When something goes wrong, it's always best to file, right? Not necessarily. Here are the guidelines for when (and when not) to file.
A small business owner purchases commercial insurance so that he or she can file a claim if something goes wrong at the venture. It makes sense. Forty percent of small business owners will file a commercial insurance claim within the next 10 years.
So when something does go wrong, whether it's fire or storm or some other sort of covered event, there's no question about whether to seek help from a provider, right? Isn't that why the business owner has been paying premiums? Actually, the answer's not so clear cut, for a variety of reasons, and the right one can vary among business owners.
The solution has much to do with the business owner's claims history, his or her deductible—the amount he or she agrees to pay toward a claim—and the amount of harm the business suffers during the event.
What you should consider before you file a business insurance claim:
Reasons to File a Claim
Following are the factors to consider that favor filing a claim:
- As mentioned previously, that's why business owners purchase commercial insurance—property and liability—in the first place. If they're not going to use it, why buy it?
- Business owners need to make their businesses whole again after a covered event.
- If the event causes business operations to cease temporarily or relocate for repairs, a claim can keep the business afloat.
- Some claims, particularly liability claims, should be filed as soon as possible.
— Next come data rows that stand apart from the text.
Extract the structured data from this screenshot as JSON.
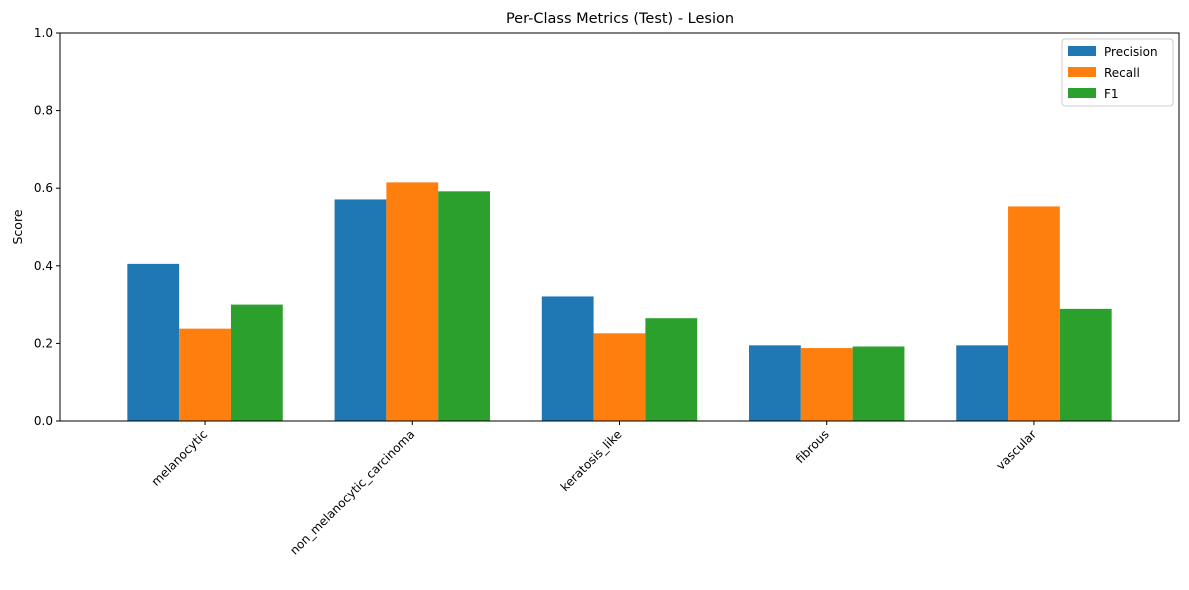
{
  "chart_data": {
    "type": "bar",
    "title": "Per-Class Metrics (Test) - Lesion",
    "xlabel": "",
    "ylabel": "Score",
    "ylim": [
      0,
      1.0
    ],
    "yticks": [
      "0.0",
      "0.2",
      "0.4",
      "0.6",
      "0.8",
      "1.0"
    ],
    "categories": [
      "melanocytic",
      "non_melanocytic_carcinoma",
      "keratosis_like",
      "fibrous",
      "vascular"
    ],
    "series": [
      {
        "name": "Precision",
        "color": "#1f77b4",
        "values": [
          0.405,
          0.571,
          0.321,
          0.195,
          0.195
        ]
      },
      {
        "name": "Recall",
        "color": "#ff7f0e",
        "values": [
          0.238,
          0.615,
          0.226,
          0.188,
          0.553
        ]
      },
      {
        "name": "F1",
        "color": "#2ca02c",
        "values": [
          0.3,
          0.592,
          0.265,
          0.192,
          0.289
        ]
      }
    ],
    "legend_position": "top-right",
    "grid": false
  }
}
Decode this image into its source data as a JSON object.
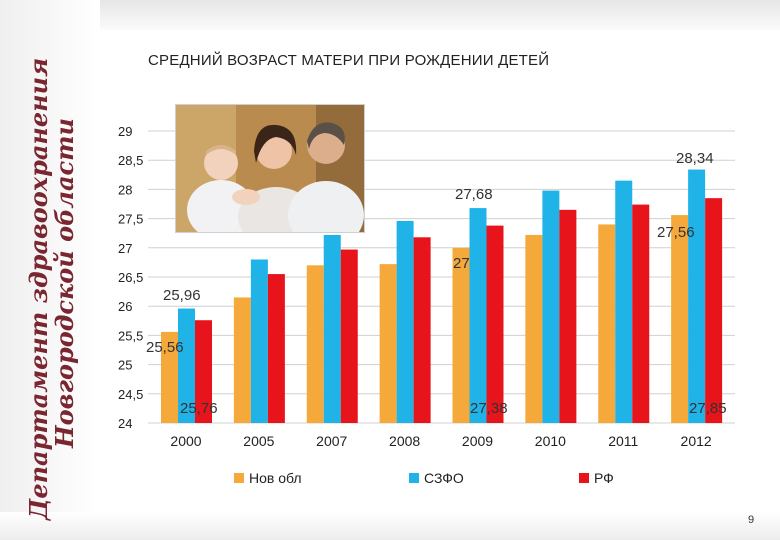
{
  "slide": {
    "title": "СРЕДНИЙ ВОЗРАСТ МАТЕРИ ПРИ РОЖДЕНИИ ДЕТЕЙ",
    "side_text_line1": "Департамент здравоохранения",
    "side_text_line2": "Новгородской области",
    "page_number": "9"
  },
  "colors": {
    "nov": "#f4a93a",
    "szfo": "#1fb3e8",
    "rf": "#e8141b",
    "side_text": "#7a2630",
    "grid": "#d0d0d0"
  },
  "chart_data": {
    "type": "bar",
    "title": "СРЕДНИЙ ВОЗРАСТ МАТЕРИ ПРИ РОЖДЕНИИ ДЕТЕЙ",
    "categories": [
      "2000",
      "2005",
      "2007",
      "2008",
      "2009",
      "2010",
      "2011",
      "2012"
    ],
    "series": [
      {
        "name": "Нов обл",
        "values": [
          25.56,
          26.15,
          26.7,
          26.72,
          27.0,
          27.22,
          27.4,
          27.56
        ]
      },
      {
        "name": "СЗФО",
        "values": [
          25.96,
          26.8,
          27.22,
          27.46,
          27.68,
          27.98,
          28.15,
          28.34
        ]
      },
      {
        "name": "РФ",
        "values": [
          25.76,
          26.55,
          26.97,
          27.18,
          27.38,
          27.65,
          27.74,
          27.85
        ]
      }
    ],
    "ylim": [
      24,
      29
    ],
    "yticks": [
      "29",
      "28,5",
      "28",
      "27,5",
      "27",
      "26,5",
      "26",
      "25,5",
      "25",
      "24,5",
      "24"
    ],
    "data_labels": [
      "25,96",
      "25,56",
      "25,76",
      "27,68",
      "27",
      "27,38",
      "28,34",
      "27,56",
      "27,85"
    ],
    "legend_position": "bottom",
    "grid": true
  }
}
- Many commercial policies have an aggregate deductible, meaning the provider doesn't pay anything toward a claim until that deductible is met during a policy year. Declining to file a claim for one event just means the business owner is further putting off collecting on any claim during the policy term.
Reasons to Avoid a Claim
Here are reasons not to file a claim:
- The amount needed to address the situation might not exceed the business owner's deductible—or it might not exceed it by enough to make it worthwhile. It's a good idea to set deductibles as high as the policyholder can manage. All other things being equal, the lower the deductible, the larger the premium and vice versa.
- Filing a claim won't always cause commercial insurance premiums to increase but it could. That's true even if the policyholder later determines that the claim isn't worth pursuing. Over time, premium increases could wipe out any reimbursement you receive from a provider.
- A policyholder's claims history will follow him or her for up to seven years even if he or she switches providers.
- Some claims, particularly those that involve water damage, can cause providers to drop policyholders. The reason: water damage can involve mold, which is expensive to repair and can recur.
- Filing a business insurance claim can be an arduous process, and there can be expenses involved in documenting the damage, the cause of it and its effects on the company's finances.
- If a maintenance issue is involved in the loss, don't file the claim. It likely will be rejected.
The Most Common Claims and Payouts
Part of the decision on whether to file a commercial insurance claim rests with the type of claim. That has a huge effect on the potential loss. When a business owner suffers large losses, the decision leans much more heavily toward filing the claim.
According the study by The Hartford, the five most common commercial and property liability claims are the following:
- Burglary and theft: 20 percent of all commercial claims, however, the average payout for these claims is only about $8,000
- Water and freezing damage: 15 percent, average payout: $17,000
- Wind and hail: 15 percent, average payout: $26,000
- Fire: 10 percent, average payout: $35,000
- Customer slip and fall: 10 percent, average payout: $20,000
The message from these statistics is clear: most burglary and theft claims might not be worth the potential consequences of filing a claim. Property damage claims probably depend on the amount of damage and the deductible.
On the other hand, claims for customer slip-and-fall cases should be filed immediately. Most liability claims have no deductible, and the potential for huge awards is great; it's best to have the insurance provider in on them immediately.
It's important to respond quickly to the two least frequent claims types: reputational harm and commercial vehicle accidents. The average payouts are $50,000 and $45,000, respectively.
Related Article: 9 Ways to Save Money on Business Insurance
When the Decision is to File a Claim
Once the business owner has weighed all the factors and decided to file a claim, the best thing he or she can do is review the policy again to make sure the venture is insured against that particular threat. Then the policyholder should contact the provider as soon as possible.
The Insurance Information Institute recommends holding off on permanent repairs until an insurance company gives the OK. However, the policyholder should make temporary repairs to keep the damage from worsening.
For example, if there's a hole in the roof, put up a tarp to prevent more problems. If there's damage to any equipment, save the damaged parts.
Policyholders who plan to file business interruption claims must be able to demonstrate the income generated before and after the loss, including the cost of relocation to a temporary location.
The Answer to the Question
None of this is intended to discourage small business owners from filing claims against their commercial policies. However, knowing when to pick one's spots for a claim can result in long-term gains that could be more beneficial than a small payout now.
As is true for any decision involving a company, business owners should always weigh the benefits of taking action against the potential downside.